Камилли и Назефри засмеялись.
— Ну что, герой? Жена проснулась и тут же убежала от тебя?
— Камилли, я когда-нибудь тебе врежу, — разозлился Урджин и пошел вслед за ней.
Она стояла, облокотившись к дереву спиной, и оглядывалась по сторонам. Сумерки сгустились, и туманное марево медленно распространялось над теплой озерной водой.
— Эста?
Она обернулась к нему и не смогла сдержать слез. Он был жив. Жив! По сравнению с этим все ее переживания, обиды, боль меркли, и оставалось только облегчение от того, что он все еще жив. Что же это за чувство такое? Оно выжало ее, выкрутило, сломало и опустошило. Сделало слабой, зависимой, беспомощной и безвольной. Одно его слово, интонация, прикосновение, одна его эмоция, которую она воспринимала, как нечто теплое или холодное, были способны возвысить или уничтожить ее. Ее. Человека без роду и племени, сущность, рожденную полукровкой, существо, воспитанное Наследницей. Она никто для него. А он? Он — все.

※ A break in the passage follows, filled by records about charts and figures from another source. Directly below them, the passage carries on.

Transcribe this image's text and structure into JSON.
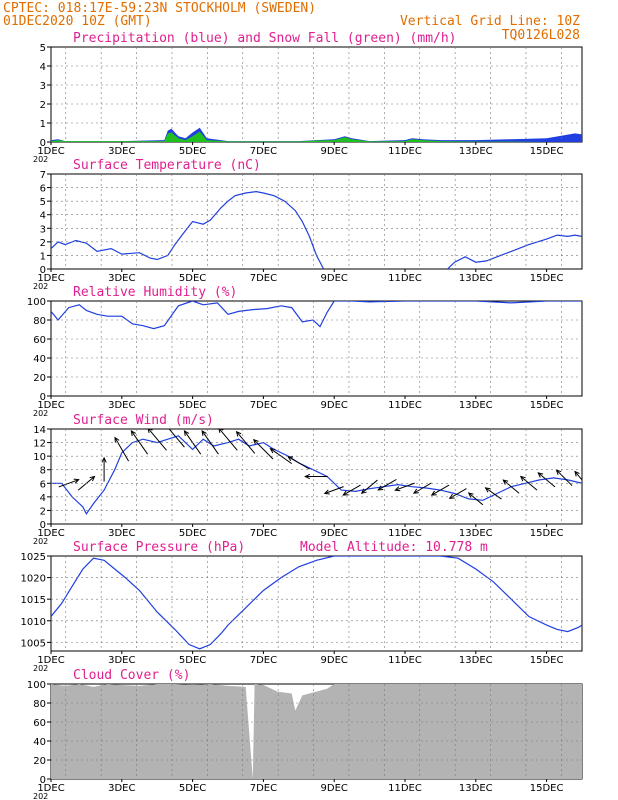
{
  "header": {
    "line1": "CPTEC:   018:17E-59:23N   STOCKHOLM (SWEDEN)",
    "line2_left": "01DEC2020 10Z (GMT)",
    "line2_right": "Vertical Grid Line: 10Z",
    "line3_right": "TQ0126L028",
    "cut_label": "202"
  },
  "colors": {
    "header": "#e06e00",
    "title": "#e0208f",
    "line": "#1f3fe0",
    "snow": "#1fc01f",
    "cloud": "#b3b3b3",
    "grid": "#777777"
  },
  "x_axis": {
    "labels": [
      "1DEC",
      "3DEC",
      "5DEC",
      "7DEC",
      "9DEC",
      "11DEC",
      "13DEC",
      "15DEC"
    ],
    "range_days": [
      0,
      15
    ]
  },
  "chart_data": [
    {
      "type": "area",
      "title": "Precipitation (blue) and Snow Fall (green) (mm/h)",
      "ylim": [
        0,
        5
      ],
      "yticks": [
        0,
        1,
        2,
        3,
        4,
        5
      ],
      "series": [
        {
          "x": [
            0,
            0.2,
            0.4,
            2.0,
            3.2,
            3.3,
            3.4,
            3.6,
            3.8,
            4.0,
            4.2,
            4.4,
            5.0,
            7.0,
            7.5,
            8.0,
            8.3,
            8.5,
            9.0,
            10.0,
            10.2,
            10.5,
            11.0,
            12.0,
            13.0,
            14.0,
            14.5,
            14.8,
            15.0
          ],
          "y": [
            0.1,
            0.15,
            0.05,
            0.05,
            0.1,
            0.6,
            0.7,
            0.3,
            0.2,
            0.5,
            0.75,
            0.2,
            0.05,
            0.05,
            0.1,
            0.15,
            0.3,
            0.2,
            0.05,
            0.1,
            0.2,
            0.15,
            0.1,
            0.1,
            0.15,
            0.2,
            0.35,
            0.45,
            0.4
          ]
        },
        {
          "x": [
            0,
            0.2,
            0.4,
            2.0,
            3.2,
            3.3,
            3.4,
            3.6,
            3.8,
            4.0,
            4.2,
            4.4,
            5.0,
            7.0,
            7.5,
            8.0,
            8.3,
            8.5,
            9.0,
            10.0,
            10.2,
            10.5,
            11.0,
            12.0,
            13.0,
            14.0,
            14.5,
            14.8,
            15.0
          ],
          "y": [
            0.05,
            0.1,
            0.05,
            0.05,
            0.05,
            0.45,
            0.5,
            0.2,
            0.1,
            0.3,
            0.55,
            0.1,
            0.03,
            0.03,
            0.08,
            0.1,
            0.25,
            0.15,
            0.03,
            0.05,
            0.15,
            0.1,
            0.05,
            0.02,
            0.02,
            0.0,
            0.0,
            0.0,
            0.0
          ]
        }
      ]
    },
    {
      "type": "line",
      "title": "Surface Temperature (nC)",
      "ylim": [
        0,
        7
      ],
      "yticks": [
        0,
        1,
        2,
        3,
        4,
        5,
        6,
        7
      ],
      "x": [
        0,
        0.2,
        0.4,
        0.7,
        1.0,
        1.3,
        1.7,
        2.0,
        2.5,
        2.8,
        3.0,
        3.3,
        3.5,
        3.7,
        4.0,
        4.3,
        4.5,
        4.8,
        5.0,
        5.2,
        5.5,
        5.8,
        6.0,
        6.3,
        6.6,
        6.9,
        7.1,
        7.3,
        7.5,
        7.7
      ],
      "y": [
        1.5,
        2.0,
        1.8,
        2.1,
        1.9,
        1.3,
        1.5,
        1.1,
        1.2,
        0.8,
        0.7,
        1.0,
        1.8,
        2.5,
        3.5,
        3.3,
        3.6,
        4.5,
        5.0,
        5.4,
        5.6,
        5.7,
        5.6,
        5.4,
        5.0,
        4.3,
        3.5,
        2.4,
        1.0,
        0.0
      ],
      "x2": [
        11.2,
        11.4,
        11.7,
        12.0,
        12.3,
        12.7,
        13.0,
        13.5,
        14.0,
        14.3,
        14.6,
        14.8,
        15.0
      ],
      "y2": [
        0.0,
        0.5,
        0.9,
        0.5,
        0.6,
        1.0,
        1.3,
        1.8,
        2.2,
        2.5,
        2.4,
        2.5,
        2.4
      ]
    },
    {
      "type": "line",
      "title": "Relative Humidity (%)",
      "ylim": [
        0,
        100
      ],
      "yticks": [
        0,
        20,
        40,
        60,
        80,
        100
      ],
      "x": [
        0,
        0.2,
        0.5,
        0.8,
        1.0,
        1.3,
        1.6,
        2.0,
        2.3,
        2.6,
        2.9,
        3.2,
        3.6,
        4.0,
        4.3,
        4.7,
        5.0,
        5.3,
        5.7,
        6.1,
        6.5,
        6.8,
        7.1,
        7.4,
        7.6,
        7.8,
        8.0,
        8.5,
        9.0,
        10.0,
        11.0,
        12.0,
        13.0,
        14.0,
        15.0
      ],
      "y": [
        89,
        80,
        93,
        96,
        90,
        86,
        84,
        84,
        76,
        74,
        71,
        74,
        95,
        100,
        96,
        98,
        86,
        89,
        91,
        92,
        95,
        93,
        78,
        80,
        73,
        88,
        100,
        100,
        99,
        100,
        100,
        100,
        98,
        100,
        100
      ]
    },
    {
      "type": "line",
      "title": "Surface Wind (m/s)",
      "ylim": [
        0,
        14
      ],
      "yticks": [
        0,
        2,
        4,
        6,
        8,
        10,
        12,
        14
      ],
      "x": [
        0,
        0.3,
        0.6,
        0.9,
        1.0,
        1.2,
        1.5,
        1.8,
        2.0,
        2.3,
        2.6,
        3.0,
        3.3,
        3.6,
        4.0,
        4.3,
        4.6,
        5.0,
        5.3,
        5.6,
        6.0,
        6.3,
        6.7,
        7.0,
        7.4,
        7.8,
        8.2,
        8.6,
        9.0,
        9.4,
        9.8,
        10.2,
        10.6,
        11.0,
        11.4,
        11.8,
        12.2,
        12.6,
        13.0,
        13.4,
        13.8,
        14.2,
        14.6,
        15.0
      ],
      "y": [
        6,
        6,
        4,
        2.5,
        1.5,
        3,
        5,
        8,
        10.5,
        12,
        12.5,
        12,
        12.5,
        13,
        11,
        12.5,
        11.5,
        12,
        12.5,
        11.5,
        12,
        11,
        10,
        9,
        8,
        7,
        5,
        4.8,
        5.2,
        5.5,
        5.8,
        5.5,
        5.3,
        5,
        4.5,
        3.7,
        3.5,
        4.5,
        5.5,
        6,
        6.5,
        6.8,
        6.5,
        6
      ],
      "wind_vectors": {
        "x": [
          0.5,
          1.0,
          1.5,
          2.0,
          2.5,
          3.0,
          3.5,
          4.0,
          4.5,
          5.0,
          5.5,
          6.0,
          6.5,
          7.0,
          7.5,
          8.0,
          8.5,
          9.0,
          9.5,
          10.0,
          10.5,
          11.0,
          11.5,
          12.0,
          12.5,
          13.0,
          13.5,
          14.0,
          14.5,
          15.0
        ],
        "speed": [
          6,
          6,
          8,
          11,
          12,
          12.5,
          13,
          12,
          12,
          12.5,
          12,
          11,
          10,
          9,
          7,
          5,
          5,
          5.5,
          5.8,
          5.5,
          5.3,
          5.0,
          4.5,
          3.7,
          4.5,
          5.5,
          6,
          6.5,
          6.8,
          6.5
        ],
        "dir_from_deg": [
          250,
          230,
          180,
          150,
          145,
          140,
          140,
          145,
          145,
          140,
          140,
          135,
          125,
          120,
          90,
          70,
          60,
          50,
          60,
          70,
          60,
          60,
          60,
          130,
          125,
          130,
          130,
          130,
          135,
          140
        ]
      }
    },
    {
      "type": "line",
      "title": "Surface Pressure (hPa)",
      "annotation": "Model Altitude: 10.778 m",
      "ylim": [
        1003,
        1025
      ],
      "yticks": [
        1005,
        1010,
        1015,
        1020,
        1025
      ],
      "x": [
        0,
        0.3,
        0.6,
        0.9,
        1.2,
        1.5,
        1.8,
        2.1,
        2.5,
        3.0,
        3.5,
        3.9,
        4.2,
        4.5,
        4.8,
        5.0,
        5.5,
        6.0,
        6.5,
        7.0,
        7.5,
        8.0,
        8.5,
        9.0,
        9.5,
        10.0,
        10.5,
        11.0,
        11.5,
        12.0,
        12.5,
        13.0,
        13.5,
        14.0,
        14.3,
        14.6,
        14.9,
        15.0
      ],
      "y": [
        1011,
        1014,
        1018,
        1022,
        1024.5,
        1024,
        1022,
        1020,
        1017,
        1012,
        1008,
        1004.5,
        1003.5,
        1004.5,
        1007,
        1009,
        1013,
        1017,
        1020,
        1022.5,
        1024,
        1025,
        1025,
        1025,
        1025,
        1025,
        1025,
        1025,
        1024.5,
        1022,
        1019,
        1015,
        1011,
        1009,
        1008,
        1007.5,
        1008.5,
        1009
      ]
    },
    {
      "type": "area",
      "title": "Cloud Cover (%)",
      "ylim": [
        0,
        100
      ],
      "yticks": [
        0,
        20,
        40,
        60,
        80,
        100
      ],
      "x": [
        0,
        0.4,
        0.8,
        1.2,
        1.6,
        2.0,
        2.5,
        3.0,
        3.5,
        4.0,
        4.5,
        5.0,
        5.5,
        5.7,
        5.75,
        5.8,
        6.0,
        6.4,
        6.8,
        6.9,
        7.1,
        7.3,
        7.5,
        7.8,
        8.0,
        8.5,
        9.0,
        10.0,
        11.0,
        12.0,
        13.0,
        14.0,
        15.0
      ],
      "y": [
        100,
        98,
        100,
        97,
        100,
        99,
        98,
        100,
        100,
        99,
        100,
        98,
        97,
        0,
        100,
        100,
        99,
        92,
        90,
        72,
        88,
        90,
        92,
        95,
        100,
        100,
        100,
        100,
        100,
        100,
        100,
        100,
        100
      ]
    }
  ]
}
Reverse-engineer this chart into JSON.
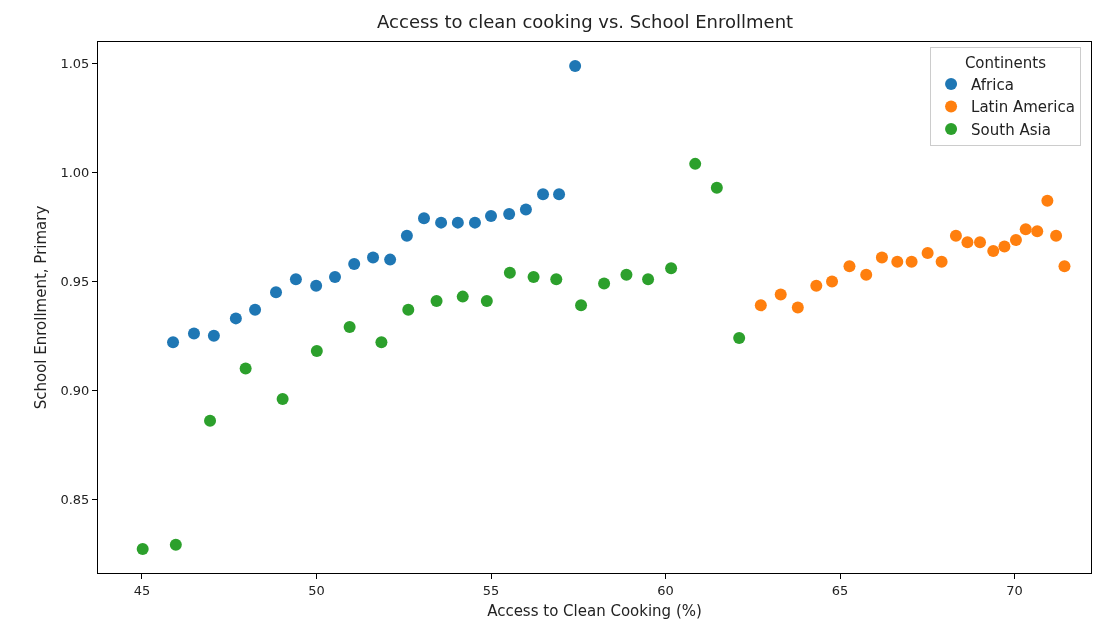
{
  "chart_data": {
    "type": "scatter",
    "title": "Access to clean cooking vs. School Enrollment",
    "xlabel": "Access to Clean Cooking (%)",
    "ylabel": "School Enrollment, Primary",
    "legend_title": "Continents",
    "legend": "top right",
    "grid": false,
    "marker": "circle",
    "xlim": [
      43.74,
      72.19
    ],
    "xticks": [
      45,
      50,
      55,
      60,
      65,
      70
    ],
    "ylim": [
      0.816,
      1.06
    ],
    "yticks": [
      {
        "value": 0.85,
        "label": "0.85"
      },
      {
        "value": 0.9,
        "label": "0.90"
      },
      {
        "value": 0.95,
        "label": "0.95"
      },
      {
        "value": 1.0,
        "label": "1.00"
      },
      {
        "value": 1.05,
        "label": "1.05"
      }
    ],
    "series": [
      {
        "name": "Africa",
        "color": "#1f77b4",
        "x": [
          45.89,
          46.49,
          47.06,
          47.69,
          48.24,
          48.84,
          49.41,
          49.99,
          50.53,
          51.08,
          51.62,
          52.11,
          52.59,
          53.08,
          53.57,
          54.05,
          54.54,
          55.0,
          55.52,
          56.0,
          56.49,
          56.95,
          57.41
        ],
        "values": [
          0.922,
          0.926,
          0.925,
          0.933,
          0.937,
          0.945,
          0.951,
          0.948,
          0.952,
          0.958,
          0.961,
          0.96,
          0.971,
          0.979,
          0.977,
          0.977,
          0.977,
          0.98,
          0.981,
          0.983,
          0.99,
          0.99,
          1.049
        ]
      },
      {
        "name": "Latin America",
        "color": "#ff7f0e",
        "x": [
          62.73,
          63.3,
          63.79,
          64.32,
          64.77,
          65.27,
          65.75,
          66.2,
          66.64,
          67.05,
          67.51,
          67.91,
          68.32,
          68.65,
          69.01,
          69.39,
          69.71,
          70.04,
          70.32,
          70.65,
          70.94,
          71.19,
          71.43
        ],
        "values": [
          0.939,
          0.944,
          0.938,
          0.948,
          0.95,
          0.957,
          0.953,
          0.961,
          0.959,
          0.959,
          0.963,
          0.959,
          0.971,
          0.968,
          0.968,
          0.964,
          0.966,
          0.969,
          0.974,
          0.973,
          0.987,
          0.971,
          0.957
        ]
      },
      {
        "name": "South Asia",
        "color": "#2ca02c",
        "x": [
          45.02,
          45.97,
          46.95,
          47.97,
          49.03,
          50.01,
          50.95,
          51.86,
          52.63,
          53.44,
          54.19,
          54.88,
          55.54,
          56.22,
          56.87,
          57.58,
          58.24,
          58.88,
          59.5,
          60.16,
          60.85,
          61.47,
          62.11
        ],
        "values": [
          0.827,
          0.829,
          0.886,
          0.91,
          0.896,
          0.918,
          0.929,
          0.922,
          0.937,
          0.941,
          0.943,
          0.941,
          0.954,
          0.952,
          0.951,
          0.939,
          0.949,
          0.953,
          0.951,
          0.956,
          1.004,
          0.993,
          0.924
        ]
      }
    ]
  }
}
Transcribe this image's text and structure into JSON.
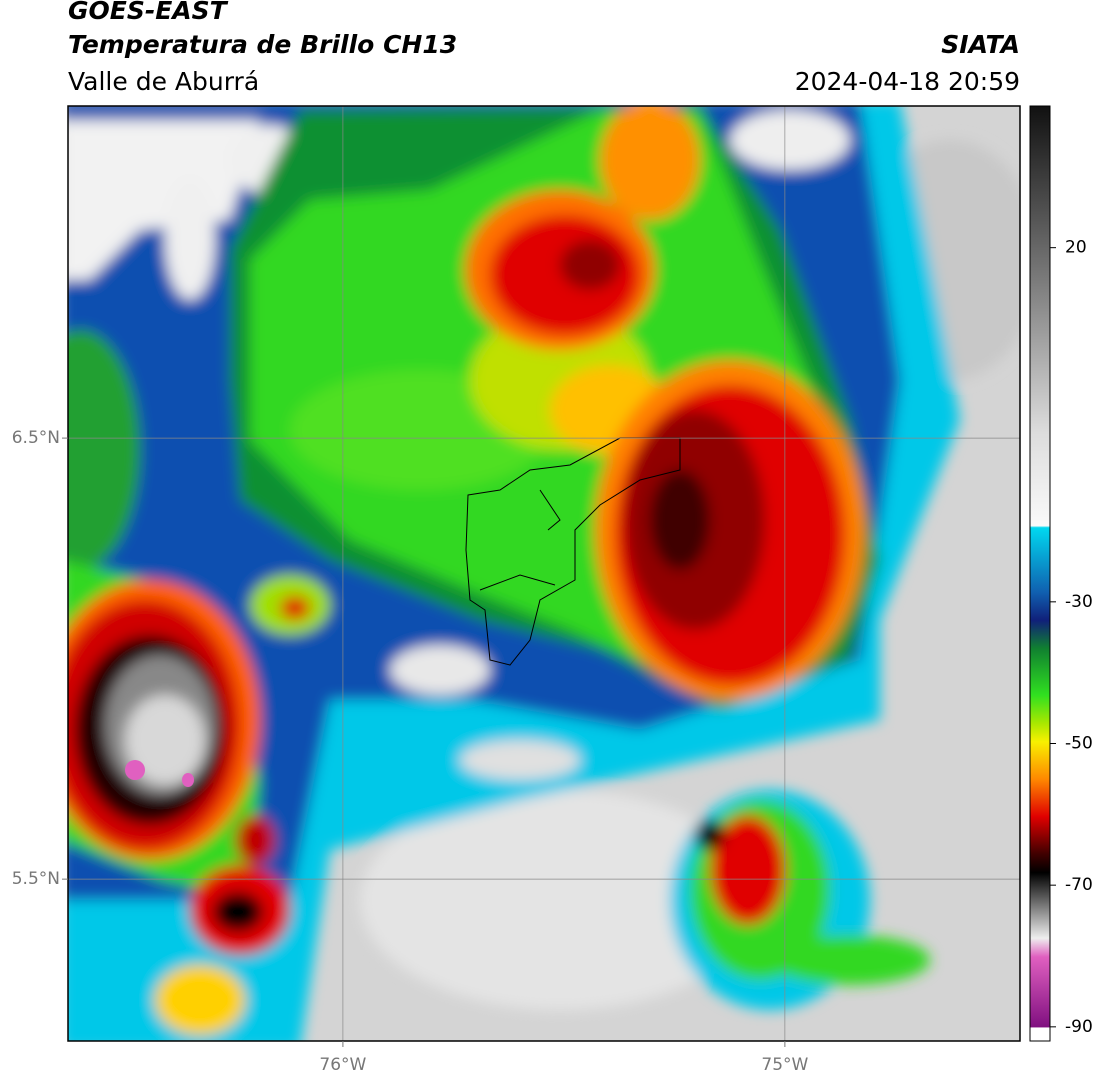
{
  "header": {
    "title": "GOES-EAST",
    "subtitle": "Temperatura de Brillo CH13",
    "region": "Valle de Aburrá",
    "source": "SIATA",
    "datetime": "2024-04-18 20:59"
  },
  "map": {
    "xlim": [
      -76.622,
      -74.468
    ],
    "ylim": [
      5.133,
      7.253
    ],
    "xticks": [
      {
        "value": -76,
        "label": "76°W"
      },
      {
        "value": -75,
        "label": "75°W"
      }
    ],
    "yticks": [
      {
        "value": 6.5,
        "label": "6.5°N"
      },
      {
        "value": 5.5,
        "label": "5.5°N"
      }
    ],
    "grid": true
  },
  "colorbar": {
    "lim": [
      -92,
      40
    ],
    "ticks": [
      20,
      -30,
      -50,
      -70,
      -90
    ]
  }
}
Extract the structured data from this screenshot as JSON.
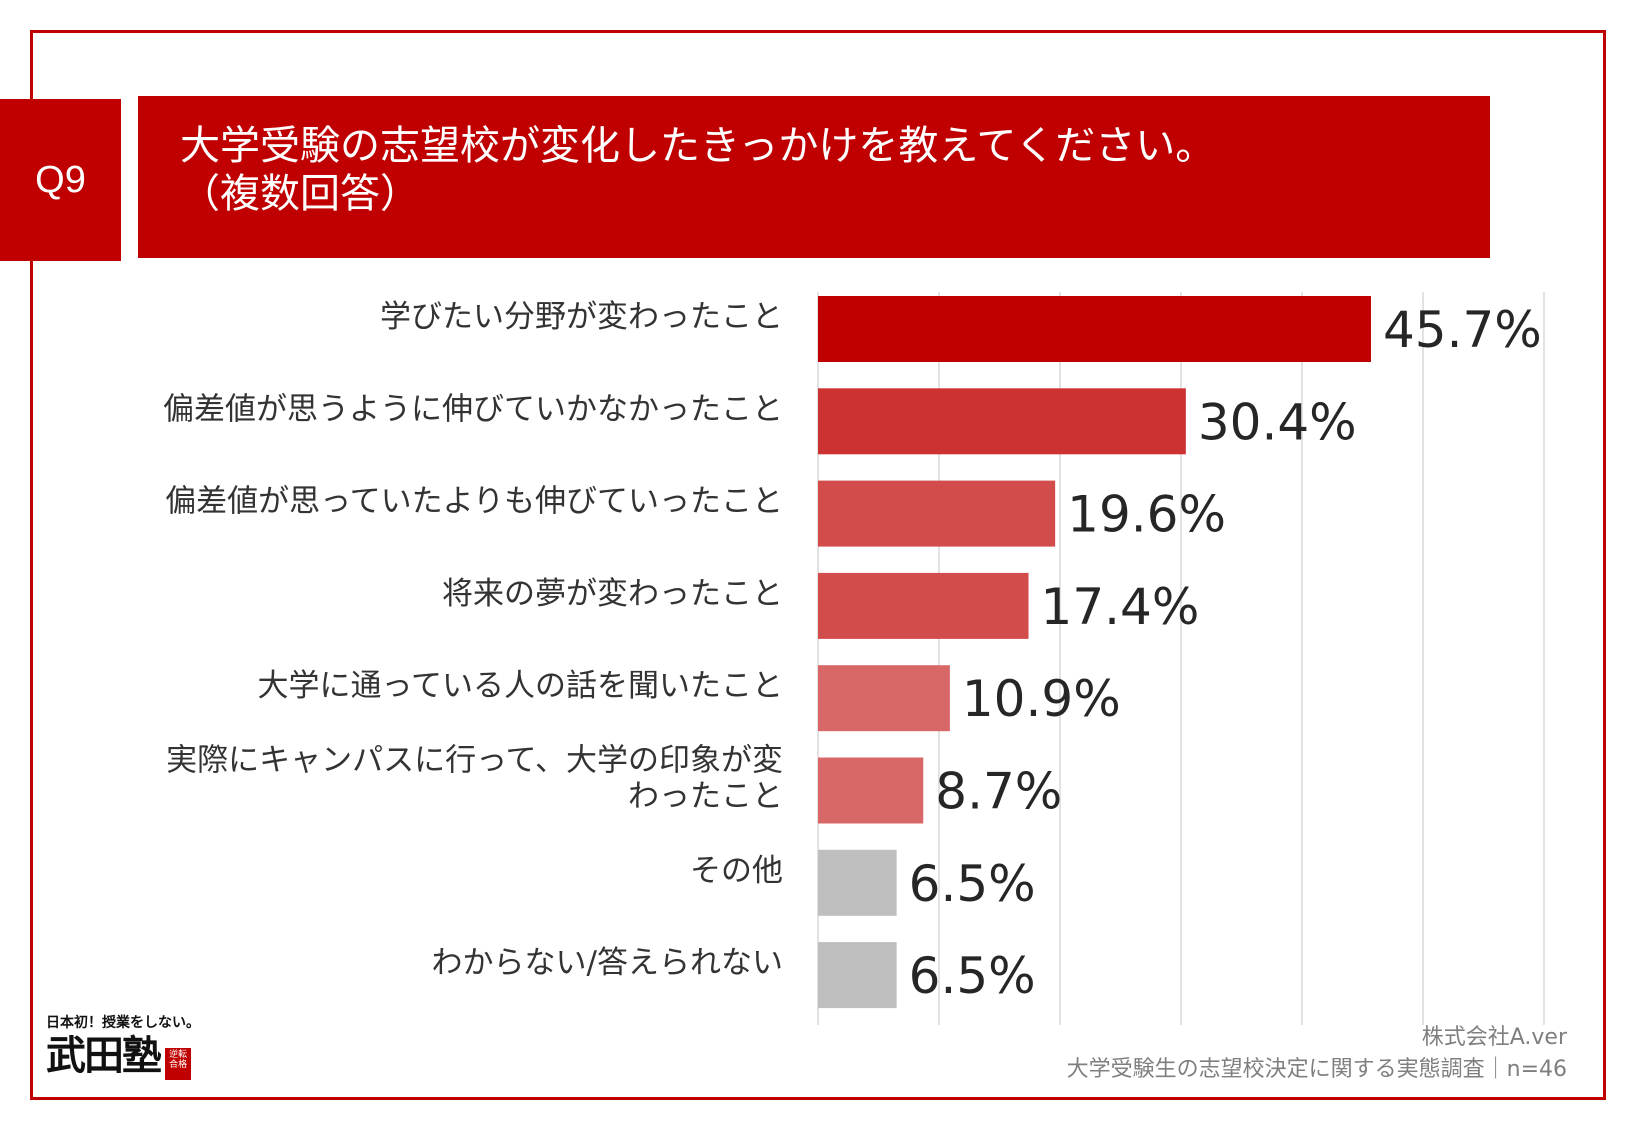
{
  "header": {
    "question_number": "Q9",
    "title_line1": "大学受験の志望校が変化したきっかけを教えてください。",
    "title_line2": "（複数回答）"
  },
  "colors": {
    "brand_red": "#c00000",
    "gray_bar": "#bfbfbf"
  },
  "chart_data": {
    "type": "bar",
    "orientation": "horizontal",
    "title": "大学受験の志望校が変化したきっかけを教えてください。（複数回答）",
    "categories": [
      [
        "学びたい分野が変わったこと"
      ],
      [
        "偏差値が思うように伸びていかなかったこと"
      ],
      [
        "偏差値が思っていたよりも伸びていったこと"
      ],
      [
        "将来の夢が変わったこと"
      ],
      [
        "大学に通っている人の話を聞いたこと"
      ],
      [
        "実際にキャンパスに行って、大学の印象が変",
        "わったこと"
      ],
      [
        "その他"
      ],
      [
        "わからない/答えられない"
      ]
    ],
    "values": [
      45.7,
      30.4,
      19.6,
      17.4,
      10.9,
      8.7,
      6.5,
      6.5
    ],
    "value_labels": [
      "45.7%",
      "30.4%",
      "19.6%",
      "17.4%",
      "10.9%",
      "8.7%",
      "6.5%",
      "6.5%"
    ],
    "bar_colors": [
      "#c00000",
      "#cd3232",
      "#d24c4c",
      "#d24c4c",
      "#d86868",
      "#d86868",
      "#bfbfbf",
      "#bfbfbf"
    ],
    "xlim": [
      0,
      60
    ],
    "grid": true,
    "unit": "%"
  },
  "source": {
    "company": "株式会社A.ver",
    "survey": "大学受験生の志望校決定に関する実態調査｜n=46"
  },
  "logo": {
    "tagline": "日本初！授業をしない。",
    "brand": "武田塾",
    "stamp": "逆転合格"
  }
}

Ведь жизнь не раз учила ее не надеяться, не полагаться на удачу, которая и без того слишком изменчива. Но она решила рискнуть. И что? Она потеряла себя. Сколько это продлиться? Год, два? Ведь он оставлял всех своих женщин. Он оставил Клермонт, с которой прожил столько лет, и которую, очевидно, любил. Кто она, а кто Клермонт? Нельзя построить счастье на лжи. Невозможно обманом заставить человека быть рядом.
Так чего же хочет она? Она хочет, чтобы он жил. Все очень просто: жил и был счастлив. Чего она хочет для себя? Чтобы он любил ее. Она хочет, чтобы он ее любил.